The line clicked open.

Breath lodged in her throat.

A ring sang through the speaker.

Hope soared.

It rang again and again and again.

Each ring shot a hole in its wings. Hope’s nose tilted toward the ground and gained speed. It increased with each shrill sound. At least the voicemail let her hear his deep, gravelly tone.

“You couldn’t wait, could you?”

Larkin pulled the phone from her ear and stared at it for a second. Had she conjured him?

“Sweetheart? Larkin?” Beckett’s voice bellowed through the line.

She put the phone to her hear. “I’d throttle you if I could get my hands on you. Wait? I’ve waited long enough and patiently, I might add.”

“Not too patiently, I hope.” She loved the laughter in his voice.

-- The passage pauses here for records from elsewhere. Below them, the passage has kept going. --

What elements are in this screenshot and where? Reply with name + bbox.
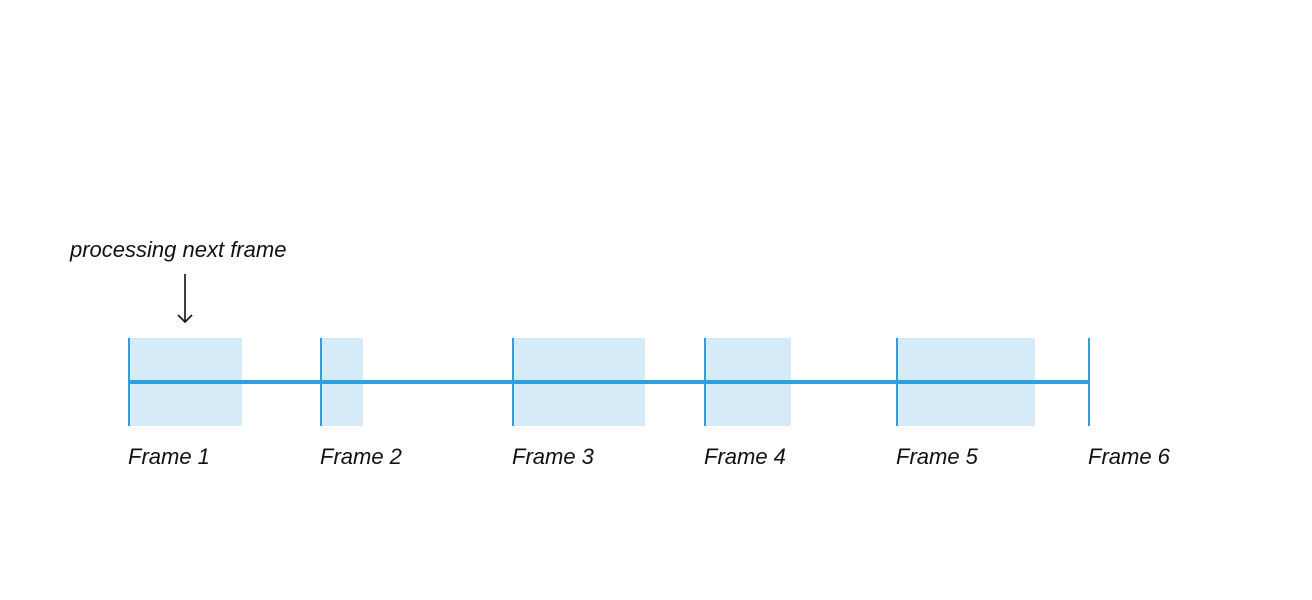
frame-labels: Frame 1 Frame 2 Frame 3 Frame 4 Frame 5 Frame… [128, 444, 1171, 469]
frame-label-2: Frame 2 [320, 444, 402, 469]
frame-label-1: Frame 1 [128, 444, 210, 469]
frame-label-4: Frame 4 [704, 444, 786, 469]
frame-label-6: Frame 6 [1088, 444, 1171, 469]
annotation-label: processing next frame [69, 237, 286, 262]
arrow-down-icon [177, 314, 193, 324]
annotation: processing next frame [69, 237, 286, 324]
frame-label-5: Frame 5 [896, 444, 979, 469]
frame-label-3: Frame 3 [512, 444, 595, 469]
frame-ticks [128, 338, 1090, 426]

“Not at all.” Larkin held the phone to her cheek, wishing it were his cheek touching her skin. “How much longer?”

“Five minutes.”

“Seriously?” The squeal squeed from her throat unchecked and unabashedly.

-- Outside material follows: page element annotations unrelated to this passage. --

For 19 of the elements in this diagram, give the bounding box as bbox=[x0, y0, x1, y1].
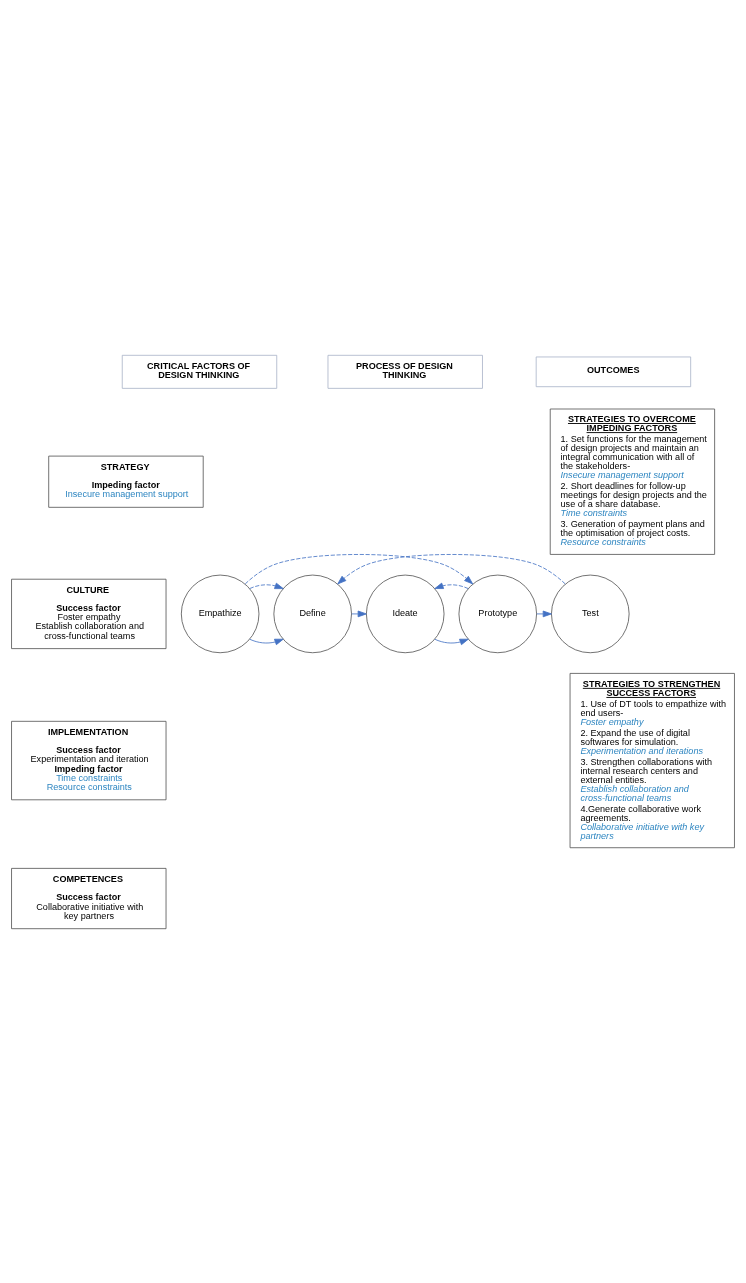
arrow bbox=[434, 638, 469, 645]
node-box: CULTURE Success factor Foster empathy Establish collaboration and cross-functional teams bbox=[11, 578, 167, 649]
node-circle: Empathize bbox=[180, 574, 260, 653]
arrow bbox=[244, 553, 474, 584]
node-box: OUTCOMES bbox=[535, 356, 692, 387]
node-box: STRATEGY Impeding factor Insecure management support bbox=[48, 455, 204, 508]
arrow bbox=[536, 610, 552, 617]
node-circle: Test bbox=[551, 574, 630, 653]
node-box: STRATEGIES TO STRENGTHEN SUCCESS FACTORS 1. Use of DT tools to empathize with end users- Foster empathy 2. Expand the use of digital softwares for simulation. Experimentation and iterations 3. Strengthen collaborations with internal research centers and external entities. Establish collaboration and cross-functional teams 4.Generate collaborative work agreements. Collaborative initiative with key partners bbox=[569, 672, 735, 848]
arrow bbox=[249, 638, 284, 645]
arrow bbox=[249, 582, 284, 589]
node-box: IMPLEMENTATION Success factor Experimentation and iteration Impeding factor Time constraints Resource constraints bbox=[11, 720, 167, 800]
node-box: STRATEGIES TO OVERCOME IMPEDING FACTORS 1. Set functions for the management of design projects and maintain an integral communication with all of the stakeholders- Insecure management support 2. Short deadlines for follow-up meetings for design projects and the use of a share database. Time constraints 3. Generation of payment plans and the optimisation of project costs. Resource constraints bbox=[549, 408, 716, 555]
arrow bbox=[337, 553, 566, 584]
node-box: CRITICAL FACTORS OF DESIGN THINKING bbox=[121, 354, 278, 389]
node-box: COMPETENCES Success factor Collaborative initiative with key partners bbox=[11, 867, 167, 929]
arrow bbox=[351, 610, 367, 617]
node-box: PROCESS OF DESIGN THINKING bbox=[327, 354, 483, 389]
arrow bbox=[434, 582, 469, 589]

“Meet me on the roof in five.”

Larkin ended the call and bolted for the stairs. She’d be there, eyes open, arms wide when he arrived. First, she wouldn’t be the one holding up their reunion. Second, and most important, she wanted to know how in the hell he got to the roof after she had new “un-pickable” locks and mammoth doors installed at all the access points.

A devilish grin stretched her mouth.

The thunder of her heels rumbled up the steps and down the hallway. Her lungs burned. She pushed harder to the ladder and scrambled up the rungs to the hatch.

“No, Larkin.”

She heard him before she saw him standing over a table with a white linen cloth tied around each leg with what looked to be some heavy-duty cord. He held a bag of takeout in one hand and a flaming lighter to a low-profile glass jar.

“You were supposed to wait five minutes.” He set the bag on the table and slid the lighter into his pocket. A tiny flame flicked and swayed in the breeze.

Love exploded inside her, leaving her a damn casualty of the never-ending war. It shot tingles to her toes and heated her hands that had been just a little cold since he left.

Larkin lifted herself out of the manhole, then ran at full tilt. To his credit, he opened his arms, crouched, and caught her midair. Her hands traveled up his shoulder and smoothed over his face, his scarred, stunning face. She pressed her cheek to his. Her fingers slipped into his hair.

Contentment smoothed her every rough edge. It soothed the pain of her past. It brightened the future.

A rumble started deep in his chest. “Sweetheart, I never knew I wanted this. Now, I can’t imagine life without you.”

“Don’t go getting sappy on me.” She smothered kisses down his neck to the beat of his pulse. “I might not let you leave again.”

“I’ll always come back,” he promised something he couldn’t promise.

“No one can keep that promise, but I’m okay with that. I’ll love you with all of me for all of my days.”

He pulled her in close. “And all of mine.”